Çadırın üzerine “Bilirkişi insan yaşam hakkını belirleyemez”, “Adalet mülkün temelidir”, “Bilirkişi hukuka itilaf edemez”, “emekliyim, kiracıyım, adalet istiyorum”, “kiracı hakkı hukuk sınırında korunur” yazılı pankartlar asıldı.
Yıldırım, iki yıl önce 1200 lira olan kirasını ev sahibinin 5 bin liraya çıkartmak istediğini, yüzde yüz artırarak 2400 lira ödediğini, daha sonra 2400 lirayı yüzde yüz artırarak 5000 lira ödediğini belirtti. Ev sahibinin 5 bin liralık kirayı 15 bin liraya yükseltmek istemesini kabul etmediği için dava sürecinin başladığını belirtti. Yıldırım, bu senenin aile yılı olduğunu belirterek, “Bu durum aileleri etkileyecektir ve boşanmalara kadar götürecektir. Eğer insan geçinemeyecek durumda olursa bunların hepsi aileye zarar verir.” dedi. Orhan Yıldırım basın mensuplarına yaptığı açıklamada “Haksızlığa uğradığımı düşünüyorum” dedi. Davanın iki yıldır sürdüğünü, mahkeme sürecinde bilirkişiye itirazlarım, dairedeki eksikliklere itirazlarım nedeniyle uzadığını belirten Yıldırım, “kiracı-ev sahibi anlaşmazlığı olmamasına rağmen sadece kızının paraya fazla tamah etmesi sebebiyle dava sürecimiz devam etti. Daha sonra keşif yapıldı. Bina çevresindeki diğer binalardaki kiracıların kira ücreti düşük olmasına rağmen bilirkişi yüksek göstermiştir. 12-13 bin lira civarında ilk yazılar gelmiştir. Tekrar itiraz dilekçemi yazdığımda 8 bin 156 lira olarak belirlemişlerdir. Mahkeme olumsuzlukları dikkate almadan bilirkişinin yapmış olduğu sadece binanın konumu açısından değerlendirme verdiğini beyan etmiştir.
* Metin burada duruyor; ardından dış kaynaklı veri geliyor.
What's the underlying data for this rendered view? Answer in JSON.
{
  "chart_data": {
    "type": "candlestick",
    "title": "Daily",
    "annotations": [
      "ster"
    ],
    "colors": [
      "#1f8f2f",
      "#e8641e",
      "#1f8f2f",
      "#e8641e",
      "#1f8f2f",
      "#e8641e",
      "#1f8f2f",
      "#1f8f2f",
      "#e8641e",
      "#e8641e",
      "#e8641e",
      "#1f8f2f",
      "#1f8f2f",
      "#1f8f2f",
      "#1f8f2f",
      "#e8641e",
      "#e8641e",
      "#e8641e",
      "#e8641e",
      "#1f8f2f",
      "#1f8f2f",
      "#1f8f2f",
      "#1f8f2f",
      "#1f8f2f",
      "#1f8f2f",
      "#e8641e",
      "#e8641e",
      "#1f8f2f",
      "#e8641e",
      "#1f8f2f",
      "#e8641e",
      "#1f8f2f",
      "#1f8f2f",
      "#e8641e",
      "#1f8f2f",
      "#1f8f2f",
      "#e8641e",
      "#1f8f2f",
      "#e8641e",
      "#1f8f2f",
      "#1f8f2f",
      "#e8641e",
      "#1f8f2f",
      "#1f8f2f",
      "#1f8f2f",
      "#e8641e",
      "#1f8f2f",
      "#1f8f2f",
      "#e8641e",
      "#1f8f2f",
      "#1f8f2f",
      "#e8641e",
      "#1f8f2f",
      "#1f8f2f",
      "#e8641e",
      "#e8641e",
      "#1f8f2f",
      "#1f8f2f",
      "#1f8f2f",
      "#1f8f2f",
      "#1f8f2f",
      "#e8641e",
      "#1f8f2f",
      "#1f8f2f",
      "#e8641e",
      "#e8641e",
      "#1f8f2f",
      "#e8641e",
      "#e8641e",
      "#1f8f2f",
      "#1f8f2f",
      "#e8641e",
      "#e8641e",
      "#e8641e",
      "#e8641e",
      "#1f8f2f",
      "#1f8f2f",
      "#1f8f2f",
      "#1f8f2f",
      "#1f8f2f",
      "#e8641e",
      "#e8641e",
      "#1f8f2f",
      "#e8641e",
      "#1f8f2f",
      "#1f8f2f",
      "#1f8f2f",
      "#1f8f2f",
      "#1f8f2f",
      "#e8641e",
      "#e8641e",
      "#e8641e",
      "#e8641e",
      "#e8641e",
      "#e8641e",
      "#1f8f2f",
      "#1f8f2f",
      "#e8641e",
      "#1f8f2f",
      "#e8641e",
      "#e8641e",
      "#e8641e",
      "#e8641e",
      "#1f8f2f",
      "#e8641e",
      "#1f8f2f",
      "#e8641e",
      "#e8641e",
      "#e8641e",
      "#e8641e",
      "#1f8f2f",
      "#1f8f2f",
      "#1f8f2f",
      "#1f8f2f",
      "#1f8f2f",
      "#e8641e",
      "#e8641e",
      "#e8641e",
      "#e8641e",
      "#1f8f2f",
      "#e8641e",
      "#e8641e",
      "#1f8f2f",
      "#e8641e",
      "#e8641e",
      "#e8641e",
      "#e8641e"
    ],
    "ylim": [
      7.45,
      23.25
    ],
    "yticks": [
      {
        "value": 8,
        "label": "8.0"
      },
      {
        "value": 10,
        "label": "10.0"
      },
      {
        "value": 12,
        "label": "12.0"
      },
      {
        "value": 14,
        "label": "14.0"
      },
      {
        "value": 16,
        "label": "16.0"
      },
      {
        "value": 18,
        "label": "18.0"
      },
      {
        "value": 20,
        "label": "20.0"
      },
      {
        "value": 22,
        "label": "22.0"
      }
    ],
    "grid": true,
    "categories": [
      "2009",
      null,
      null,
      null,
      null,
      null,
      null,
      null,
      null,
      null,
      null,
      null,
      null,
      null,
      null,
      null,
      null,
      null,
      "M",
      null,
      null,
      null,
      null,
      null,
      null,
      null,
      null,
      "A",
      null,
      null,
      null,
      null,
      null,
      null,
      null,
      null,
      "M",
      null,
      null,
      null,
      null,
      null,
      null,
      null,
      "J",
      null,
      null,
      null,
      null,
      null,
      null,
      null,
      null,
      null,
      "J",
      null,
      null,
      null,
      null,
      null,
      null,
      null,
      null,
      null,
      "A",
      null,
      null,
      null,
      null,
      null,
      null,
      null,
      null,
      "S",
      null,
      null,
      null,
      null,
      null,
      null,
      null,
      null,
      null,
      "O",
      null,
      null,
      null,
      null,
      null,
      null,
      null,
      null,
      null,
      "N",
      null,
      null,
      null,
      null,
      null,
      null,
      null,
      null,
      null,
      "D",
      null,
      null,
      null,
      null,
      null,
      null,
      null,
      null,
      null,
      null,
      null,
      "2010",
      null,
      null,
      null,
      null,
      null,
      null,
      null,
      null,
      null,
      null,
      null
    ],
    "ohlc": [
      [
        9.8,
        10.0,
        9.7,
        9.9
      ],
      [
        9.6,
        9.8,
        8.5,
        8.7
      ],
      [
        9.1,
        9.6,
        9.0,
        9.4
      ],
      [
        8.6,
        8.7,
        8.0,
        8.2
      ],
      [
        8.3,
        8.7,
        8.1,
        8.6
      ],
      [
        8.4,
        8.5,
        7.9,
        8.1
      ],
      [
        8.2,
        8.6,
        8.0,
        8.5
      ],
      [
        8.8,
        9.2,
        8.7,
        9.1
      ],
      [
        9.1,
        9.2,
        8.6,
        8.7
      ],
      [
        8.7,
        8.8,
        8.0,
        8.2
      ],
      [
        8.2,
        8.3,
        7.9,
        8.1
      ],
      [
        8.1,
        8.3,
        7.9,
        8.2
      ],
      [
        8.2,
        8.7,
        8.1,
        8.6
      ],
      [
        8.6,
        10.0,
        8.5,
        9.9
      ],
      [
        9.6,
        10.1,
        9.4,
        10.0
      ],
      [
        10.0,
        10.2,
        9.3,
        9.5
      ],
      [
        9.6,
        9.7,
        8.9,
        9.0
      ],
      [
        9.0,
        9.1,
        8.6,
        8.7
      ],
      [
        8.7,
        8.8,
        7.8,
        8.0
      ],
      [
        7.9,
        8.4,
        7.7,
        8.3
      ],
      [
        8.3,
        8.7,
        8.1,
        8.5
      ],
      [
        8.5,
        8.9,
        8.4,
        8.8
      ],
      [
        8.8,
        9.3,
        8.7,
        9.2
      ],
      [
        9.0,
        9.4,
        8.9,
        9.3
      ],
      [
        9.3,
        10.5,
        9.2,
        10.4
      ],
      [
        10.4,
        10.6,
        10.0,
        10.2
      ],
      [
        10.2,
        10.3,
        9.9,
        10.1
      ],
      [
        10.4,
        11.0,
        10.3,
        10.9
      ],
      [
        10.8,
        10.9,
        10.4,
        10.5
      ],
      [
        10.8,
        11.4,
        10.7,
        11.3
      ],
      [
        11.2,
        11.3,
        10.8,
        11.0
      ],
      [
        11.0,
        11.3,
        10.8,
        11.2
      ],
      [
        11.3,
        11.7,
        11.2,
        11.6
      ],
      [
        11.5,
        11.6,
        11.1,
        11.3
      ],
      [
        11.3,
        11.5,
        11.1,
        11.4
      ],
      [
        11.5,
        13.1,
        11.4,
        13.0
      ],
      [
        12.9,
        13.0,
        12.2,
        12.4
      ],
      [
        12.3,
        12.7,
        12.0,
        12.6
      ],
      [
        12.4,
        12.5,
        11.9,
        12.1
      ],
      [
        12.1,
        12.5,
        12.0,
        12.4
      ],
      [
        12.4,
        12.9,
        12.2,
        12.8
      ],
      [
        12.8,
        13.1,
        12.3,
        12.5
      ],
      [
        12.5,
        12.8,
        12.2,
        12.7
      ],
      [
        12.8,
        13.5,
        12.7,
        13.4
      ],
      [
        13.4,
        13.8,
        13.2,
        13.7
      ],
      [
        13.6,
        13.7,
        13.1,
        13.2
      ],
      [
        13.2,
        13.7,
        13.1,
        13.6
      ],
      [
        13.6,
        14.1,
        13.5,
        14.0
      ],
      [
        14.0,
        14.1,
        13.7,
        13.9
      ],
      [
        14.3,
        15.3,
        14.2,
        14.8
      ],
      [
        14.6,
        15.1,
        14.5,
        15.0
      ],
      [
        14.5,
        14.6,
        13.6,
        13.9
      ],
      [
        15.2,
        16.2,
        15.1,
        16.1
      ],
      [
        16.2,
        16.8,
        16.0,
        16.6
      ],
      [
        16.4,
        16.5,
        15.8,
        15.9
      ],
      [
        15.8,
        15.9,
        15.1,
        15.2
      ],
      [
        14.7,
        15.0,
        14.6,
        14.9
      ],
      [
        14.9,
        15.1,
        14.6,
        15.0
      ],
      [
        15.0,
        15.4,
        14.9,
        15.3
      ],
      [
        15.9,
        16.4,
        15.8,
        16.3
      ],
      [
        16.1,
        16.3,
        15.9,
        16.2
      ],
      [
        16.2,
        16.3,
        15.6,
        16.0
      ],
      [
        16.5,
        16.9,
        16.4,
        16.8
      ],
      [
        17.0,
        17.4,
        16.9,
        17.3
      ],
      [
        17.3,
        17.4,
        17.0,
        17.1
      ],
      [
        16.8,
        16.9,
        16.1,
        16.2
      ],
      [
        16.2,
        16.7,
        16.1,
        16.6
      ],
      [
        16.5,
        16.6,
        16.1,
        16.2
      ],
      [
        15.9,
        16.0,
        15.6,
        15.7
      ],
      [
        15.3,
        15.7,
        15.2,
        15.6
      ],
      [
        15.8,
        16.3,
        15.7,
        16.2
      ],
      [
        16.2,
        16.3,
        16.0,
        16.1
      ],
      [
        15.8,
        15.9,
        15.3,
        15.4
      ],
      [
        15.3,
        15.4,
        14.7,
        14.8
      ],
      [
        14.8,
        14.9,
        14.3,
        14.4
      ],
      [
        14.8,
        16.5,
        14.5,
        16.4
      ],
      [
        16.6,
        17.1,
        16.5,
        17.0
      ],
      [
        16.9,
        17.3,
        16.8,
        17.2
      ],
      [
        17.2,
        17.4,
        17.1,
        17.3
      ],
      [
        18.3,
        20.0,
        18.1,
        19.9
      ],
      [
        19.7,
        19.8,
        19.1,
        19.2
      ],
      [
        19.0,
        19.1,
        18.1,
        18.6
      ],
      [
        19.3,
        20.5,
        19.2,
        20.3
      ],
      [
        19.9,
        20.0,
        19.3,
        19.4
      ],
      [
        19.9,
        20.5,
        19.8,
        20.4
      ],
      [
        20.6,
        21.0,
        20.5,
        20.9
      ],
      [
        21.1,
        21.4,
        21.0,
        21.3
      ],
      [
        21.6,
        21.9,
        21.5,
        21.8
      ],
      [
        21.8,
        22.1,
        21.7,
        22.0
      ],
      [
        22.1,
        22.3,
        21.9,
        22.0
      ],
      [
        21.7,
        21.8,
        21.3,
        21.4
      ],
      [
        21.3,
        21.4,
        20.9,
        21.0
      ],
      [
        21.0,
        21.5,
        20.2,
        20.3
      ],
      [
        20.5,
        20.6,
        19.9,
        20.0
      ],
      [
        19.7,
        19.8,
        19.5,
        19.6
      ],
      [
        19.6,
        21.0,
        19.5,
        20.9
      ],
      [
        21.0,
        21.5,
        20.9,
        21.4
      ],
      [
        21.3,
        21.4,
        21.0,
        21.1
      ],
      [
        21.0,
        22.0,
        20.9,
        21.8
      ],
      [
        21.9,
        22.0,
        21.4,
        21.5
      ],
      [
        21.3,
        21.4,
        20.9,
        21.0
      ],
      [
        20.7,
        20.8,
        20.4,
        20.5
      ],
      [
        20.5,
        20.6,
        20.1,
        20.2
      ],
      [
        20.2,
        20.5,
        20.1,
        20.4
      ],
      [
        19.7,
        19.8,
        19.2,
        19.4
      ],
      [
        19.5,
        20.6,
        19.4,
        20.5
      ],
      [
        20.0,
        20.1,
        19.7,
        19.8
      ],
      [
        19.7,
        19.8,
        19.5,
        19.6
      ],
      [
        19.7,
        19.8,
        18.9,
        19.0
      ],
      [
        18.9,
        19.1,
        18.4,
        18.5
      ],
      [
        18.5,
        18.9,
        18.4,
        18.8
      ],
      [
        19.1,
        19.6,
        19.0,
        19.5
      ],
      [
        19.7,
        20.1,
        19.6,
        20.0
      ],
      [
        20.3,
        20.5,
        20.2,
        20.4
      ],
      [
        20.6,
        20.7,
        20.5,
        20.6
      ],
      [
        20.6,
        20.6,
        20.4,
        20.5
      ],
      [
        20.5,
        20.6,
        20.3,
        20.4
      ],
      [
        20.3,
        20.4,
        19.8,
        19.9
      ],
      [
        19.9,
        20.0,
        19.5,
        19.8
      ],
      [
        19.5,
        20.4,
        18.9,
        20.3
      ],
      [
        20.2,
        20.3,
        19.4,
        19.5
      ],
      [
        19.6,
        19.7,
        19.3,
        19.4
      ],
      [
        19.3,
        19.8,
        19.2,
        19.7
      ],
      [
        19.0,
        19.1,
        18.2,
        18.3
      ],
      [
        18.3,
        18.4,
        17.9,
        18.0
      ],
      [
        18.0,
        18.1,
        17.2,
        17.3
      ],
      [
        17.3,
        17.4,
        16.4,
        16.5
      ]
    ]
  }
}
Benim bu beyana karşı çıkmama rağmen mahkeme 8 bin olarak belirlemiştir.
Bu yüksek bir meblağdır. Ben artış oranlarımı yüzde 100 yapmama rağmen mahkeme dikkate almamıştır.” ifadelerine yer verdi.
Yıldırım açıklamalarına şu ifadelerle devam etti:
“Cumhurbaşkanı’nın söylediği, beyan ettiği aile yılı olması sebebiyle bu durum aileleri etkileyecektir ve boşanmalara kadar götürecektir. Ben o dairede 6 senedir oturuyorum. 5 yılı geçince kira tespit davası açtılar. Kendilerine devletin belirlediği her oranda zammımı yaptığım, zamanında ödemelerimi yaptığım halde bunların hiç birisi dikkate alınmamıştır. Ev sahibinin kızının istekleri doğrultusunda bir fiyat çıkarılmıştır. Bu da emekli olduğum için maaşımı oldukça zedelemektedir. Kaldı ki şunu düşünmemiz gerekiyor. “Cumhurbaşkanı’nın söylediği, beyan ettiği aile yılı olması sebebiyle bu durum aileleri etkileyecektir ve boşanmalara kadar götürecektir. Eğer insan geçinemeyecek durumda olursa bunların hepsi aileye zarar verir. Ben kiramın hukuka göre belirlenmesini istiyorum bilirkişiye göre değil. Gerekçeli kararı bekliyorum. Hukuki mücadeleme devam edeceğim. Daha olmazsa açlık grevine başlayacağım, eğer sağ kalırsak buradan Adalet Bakanlığı’na bisikletle gidip gerekli açıklamaları yapacağım. Daha önce 7 günde Antalya’dan Ankara’ya vardım bisikletle. Oğlumla ilgili başka bir davadan ötürü. Adalet herkese lazım.”